Gareth Southgate, right, fulfilled this of course with his managerial style, but observing him I always liked the way he defied his name fate. There were the natty waistcoats at the World Cup, recently dropped for straight-up Garethy white polos at the Euros, but still the man had an eye for style.

Then there was the modern extension of mild-mannered geek, the confident stretch into actually showing that you were kind and sensitive: he supported charities, LGBTQ rights and encouraged his players to talk about mental health.

If only Gareth had won, it would have been a triumph for a new kind of masculinity. But he didn’t

It was all lovely and warm and inclusive and diverse. He was less England manager, more head of HR. But incredibly, he also won big games. We hit semi-finals, then finals, then quarter, then final again … he was an actual winner. Well, very nearly. Almost. I mean, not the actual trophies. They stayed just out of reach. But really the main thing was showing that nice guys can come … nearly first.
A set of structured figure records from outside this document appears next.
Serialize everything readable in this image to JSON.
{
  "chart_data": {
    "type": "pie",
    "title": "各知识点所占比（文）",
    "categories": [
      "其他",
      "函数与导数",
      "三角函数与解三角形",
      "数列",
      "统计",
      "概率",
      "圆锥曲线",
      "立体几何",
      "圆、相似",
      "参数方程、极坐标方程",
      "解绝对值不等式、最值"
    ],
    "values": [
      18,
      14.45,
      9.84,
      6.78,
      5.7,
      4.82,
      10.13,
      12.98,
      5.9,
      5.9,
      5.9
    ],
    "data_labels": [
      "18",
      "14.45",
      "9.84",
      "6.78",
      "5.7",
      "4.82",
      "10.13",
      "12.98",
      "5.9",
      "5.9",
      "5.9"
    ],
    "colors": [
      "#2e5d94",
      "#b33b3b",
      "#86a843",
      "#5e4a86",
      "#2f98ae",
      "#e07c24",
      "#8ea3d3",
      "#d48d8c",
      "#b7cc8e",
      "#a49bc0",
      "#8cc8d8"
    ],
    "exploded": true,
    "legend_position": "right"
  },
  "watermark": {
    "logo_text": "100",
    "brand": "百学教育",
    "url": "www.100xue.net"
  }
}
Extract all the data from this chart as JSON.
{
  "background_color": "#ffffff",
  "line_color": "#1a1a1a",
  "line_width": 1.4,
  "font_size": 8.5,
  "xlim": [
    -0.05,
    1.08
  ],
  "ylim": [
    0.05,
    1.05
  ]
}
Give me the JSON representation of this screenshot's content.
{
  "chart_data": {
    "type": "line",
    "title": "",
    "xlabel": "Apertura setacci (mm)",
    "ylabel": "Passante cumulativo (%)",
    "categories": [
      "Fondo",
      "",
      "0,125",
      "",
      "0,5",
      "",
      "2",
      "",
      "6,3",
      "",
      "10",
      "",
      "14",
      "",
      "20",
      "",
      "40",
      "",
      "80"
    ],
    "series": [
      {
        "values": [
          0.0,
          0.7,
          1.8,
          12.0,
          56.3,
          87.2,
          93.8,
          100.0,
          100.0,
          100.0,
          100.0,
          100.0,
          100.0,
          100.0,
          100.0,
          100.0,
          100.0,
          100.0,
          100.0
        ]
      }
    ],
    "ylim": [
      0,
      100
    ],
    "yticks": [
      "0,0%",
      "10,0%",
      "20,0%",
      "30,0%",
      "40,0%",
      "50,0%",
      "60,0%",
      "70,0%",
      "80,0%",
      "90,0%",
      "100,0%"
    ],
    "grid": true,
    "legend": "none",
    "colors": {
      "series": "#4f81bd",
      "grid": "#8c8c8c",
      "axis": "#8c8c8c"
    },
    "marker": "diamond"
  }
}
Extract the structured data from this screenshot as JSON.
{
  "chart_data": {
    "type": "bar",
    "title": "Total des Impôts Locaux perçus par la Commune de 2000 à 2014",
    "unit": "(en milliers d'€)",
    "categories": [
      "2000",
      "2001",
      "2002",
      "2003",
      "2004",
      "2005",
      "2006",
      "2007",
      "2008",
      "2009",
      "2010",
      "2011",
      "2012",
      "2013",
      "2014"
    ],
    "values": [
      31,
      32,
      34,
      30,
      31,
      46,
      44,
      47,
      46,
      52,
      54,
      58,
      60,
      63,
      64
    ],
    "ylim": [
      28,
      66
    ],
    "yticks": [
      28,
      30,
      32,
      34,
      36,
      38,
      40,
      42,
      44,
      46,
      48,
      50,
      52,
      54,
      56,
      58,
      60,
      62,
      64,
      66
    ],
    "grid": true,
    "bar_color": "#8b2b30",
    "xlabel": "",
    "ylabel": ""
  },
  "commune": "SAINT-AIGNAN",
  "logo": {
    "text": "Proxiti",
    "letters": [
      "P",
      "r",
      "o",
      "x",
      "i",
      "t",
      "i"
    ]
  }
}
This is what’s been bugging me in the depressing and meaningless days I’ve had to fill since the final. If only Gareth could have lifted the trophy, it would have been the ultimate triumph for a new kind of masculinity. But he didn’t and it wasn’t. It’s not just the loss, it’s the excuse for the same old blowhards to demand a return to the good old days when England was England, and footballers were footballers. Which meant they were nutcases and beer monsters, carthorses and donkeys.
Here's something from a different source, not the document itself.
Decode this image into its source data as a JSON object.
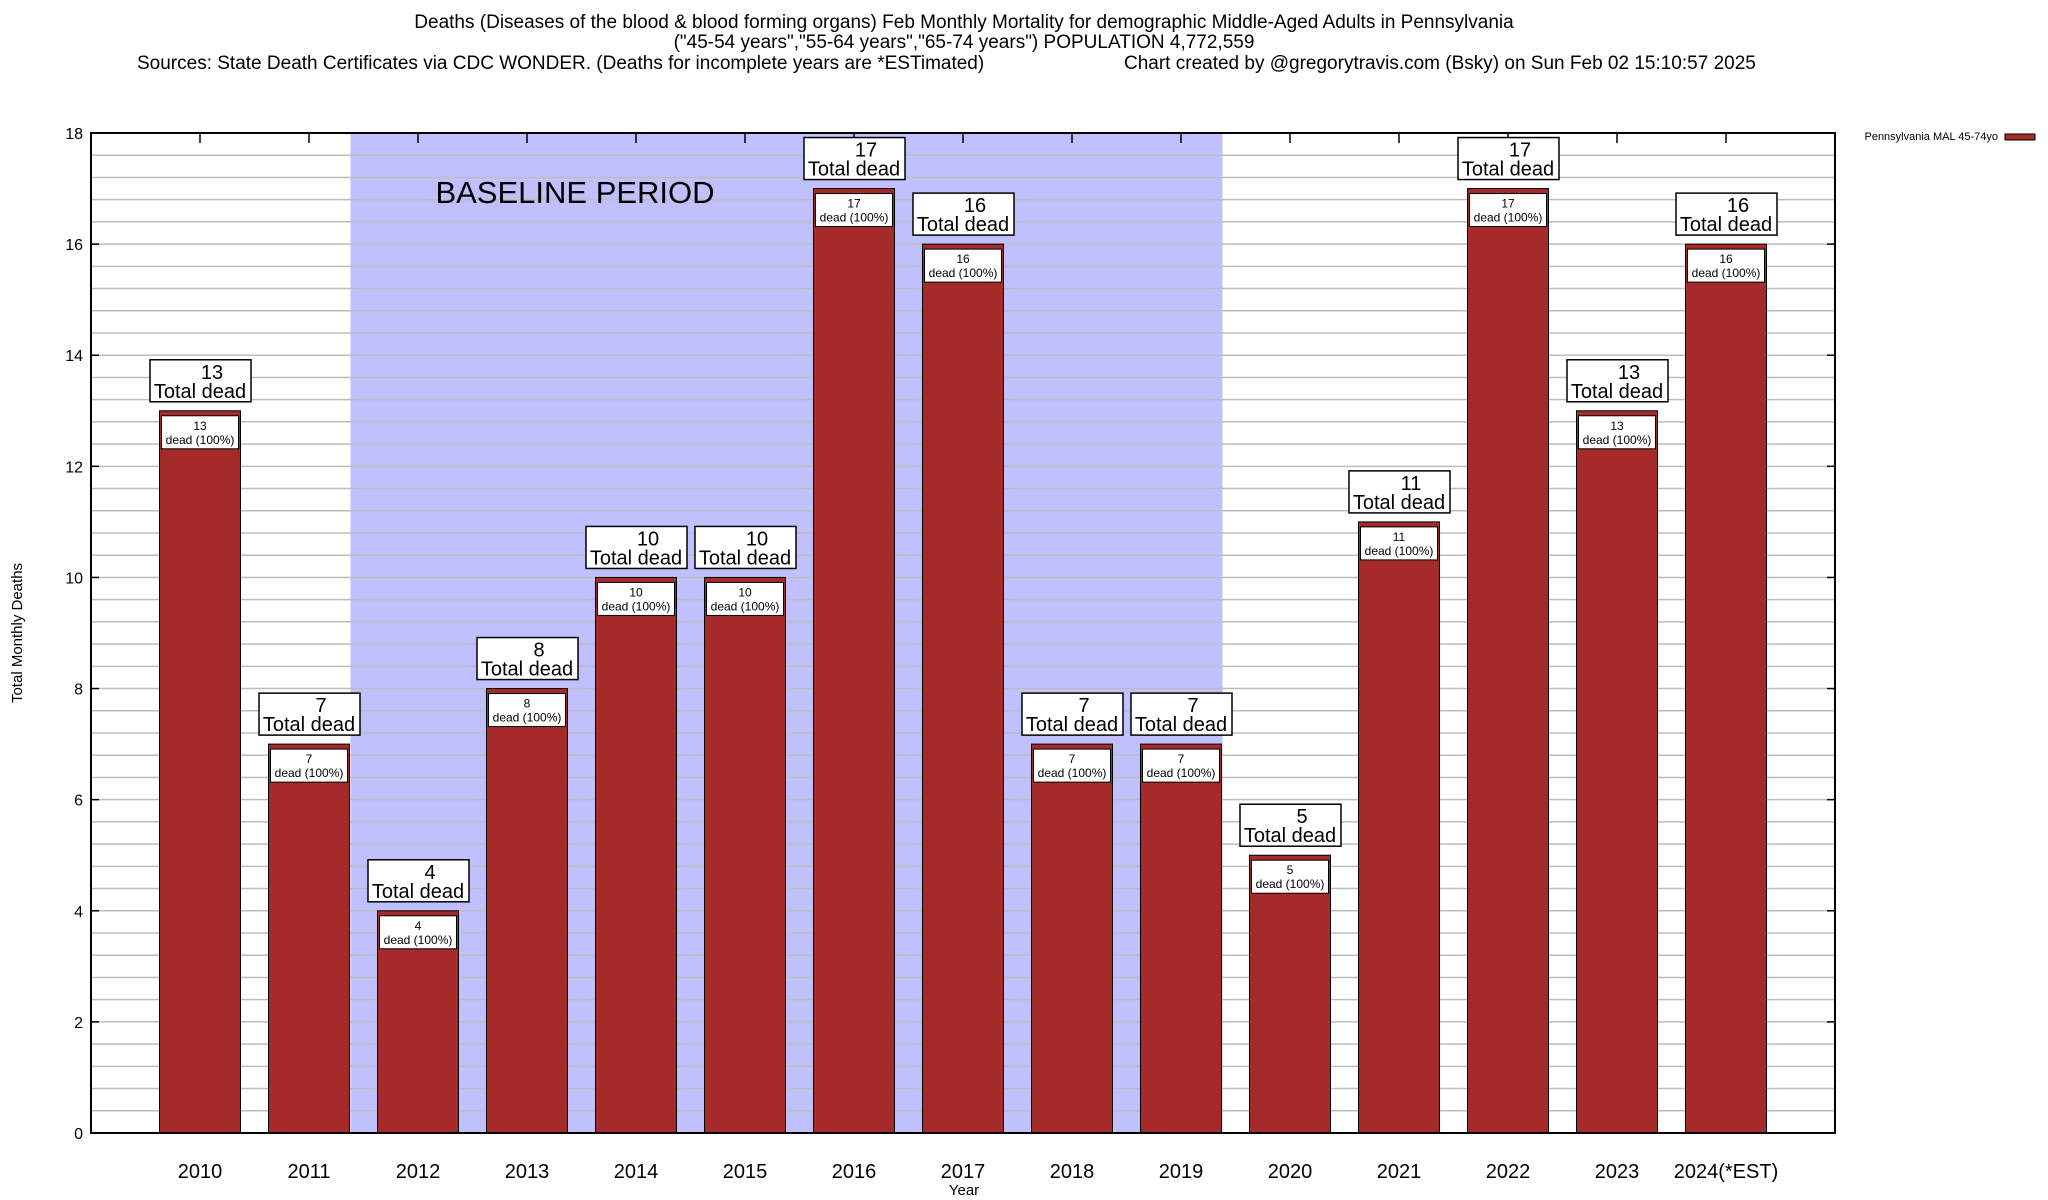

They didn’t even have first names most of them, only nicknames: Robbo, Gazza, Psycho, Butch. And playing for England was going to war, specifically the First World War, heading over the top to have their bodies blown apart for the cause: Bryan Robson with his dislocated shoulder, Terry Butcher with his bloodied head wound, Stuart Pearce with his indestructible thighs. They were great, but always lost. We tried hard with lion hearts but it wasn’t never enough.

This idea of Englishmen was increasingly out of time, despite the usual nouveau Oswald Mosleys blowing on the embers for some opportunistic cash-ins. And in football, which always tends to lead the way in the male national identity — which is its own problem — it was now Gareth’s time. He wasn’t a Pep Guardiola genius but he was a behind-the-scenes man, a stats guy, an intellectual, a thinker. This was a better kind of manager/father figure than Terry Venables’s Del Boy schtick or Bobby Robson’s indulgent vicar, one which could have led the way as a true new ideal. If he had won. But he didn’t.

So now we have to revert to received wisdom. That unless it comes to Big Tech or the sciences, nice guys are nice to have around but are, in the end, losers. They’ll get you in the room but won’t seal the deal. For that you need bastards. And expect the next England manager to be a bloody massive one.

The Euros are over... and so are all the hugs

I’m not suggesting I’m lonely and desperate for physical affection, but one of the pleasant off-shoots of watching the Euros was being touched all the time. Old friends with whom I would normally only share a nod when we meet up — or if it’s been years and someone’s had a death in the family, a quick handshake — were suddenly all over me during the football. Bear hugs, arms draped around shoulders, lingering high fives with laced fingers, and a weird twirling erotic folk dance when England won on penalties. Strangers were on me in the pub too, with hearty hugs and an encouraging “come on!” even when I was just going to the loo. It’s a shame men can’t be like this all the time with each other, but I feel a bit nervous about initiating it without a game on in the background. Still, as defeat continues to linger, I need it now more than ever. Hold me, someone, please.